A sua arquitetura dá forma a um lugar; esse lugar permite às pessoas viver melhor.
Parabéns mestre!
Álvaro Siza é um “consumista”, alimenta-se e consome tempo.
Compra e gasta tempo, porque tem tempo para tudo e tem tempo para todos.
Na sua arquitetura não existe hierarquia nos espaços, nada é secundário, também as pessoas são todas iguais, estão todas no mesmo plano: Alvar Aalto acreditava numa sociedade sem classes e ele (o Siza) no mundo dos indivíduos sem títulos de doutores ou de senhores doutores. Aprende tudo com todos.
A sua curiosidade tornou-o um vampiro onde o sangue é tudo o que os seus olhos veem.
Aprendi com ele (e passo a citar) a não ter pressa, saber esperar, ter paciência: que remédio!
Andar com pezinhos de lã.
A desfrutar do silêncio.
Que é uma coisa que funciona, também é bonita.
Que a paisagem é tudo o que está no campo visível.
Não ter medo de dizer feio ou bonito (belo).
Que, às vezes, não vale a pena levar demasiado a sério a vida.
Que não existe génio sem treino.
Que um grande campeão quando corre não mostra o esforço porque tudo é natural.
Que o importante é dar continuidade, a qualquer coisa, mas também transformá-la.
Quando há quase 20 anos me licenciei, o Siza escreveu a apresentação da minha tese, que é o meu tesouro.
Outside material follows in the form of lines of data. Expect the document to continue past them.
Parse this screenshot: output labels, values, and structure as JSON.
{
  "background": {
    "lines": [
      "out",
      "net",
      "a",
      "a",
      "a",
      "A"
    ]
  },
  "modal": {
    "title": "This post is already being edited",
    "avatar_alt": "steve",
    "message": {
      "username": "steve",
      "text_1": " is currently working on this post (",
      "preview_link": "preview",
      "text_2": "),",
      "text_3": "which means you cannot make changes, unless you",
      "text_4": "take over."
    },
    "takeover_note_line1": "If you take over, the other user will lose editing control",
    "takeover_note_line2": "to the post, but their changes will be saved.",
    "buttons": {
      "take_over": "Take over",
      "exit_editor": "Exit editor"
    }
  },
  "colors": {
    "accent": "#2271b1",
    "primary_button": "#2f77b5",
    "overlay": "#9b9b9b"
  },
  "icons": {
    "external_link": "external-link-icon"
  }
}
O texto utilizava palavras como: "a luta corpo a corpo, capacidade de pensamento sincrético, treino de alta competição, intervenções cirúrgicas, serenidade, densidade, silêncio, combates, esforço, paciência, entusiasmo, reserva, prudência e medo". Mas sobretudo uma frase que me acompanha desde então: A prática da arquitectura deve ser a da Alegria, uma Alegria que possa contaminar os espaços.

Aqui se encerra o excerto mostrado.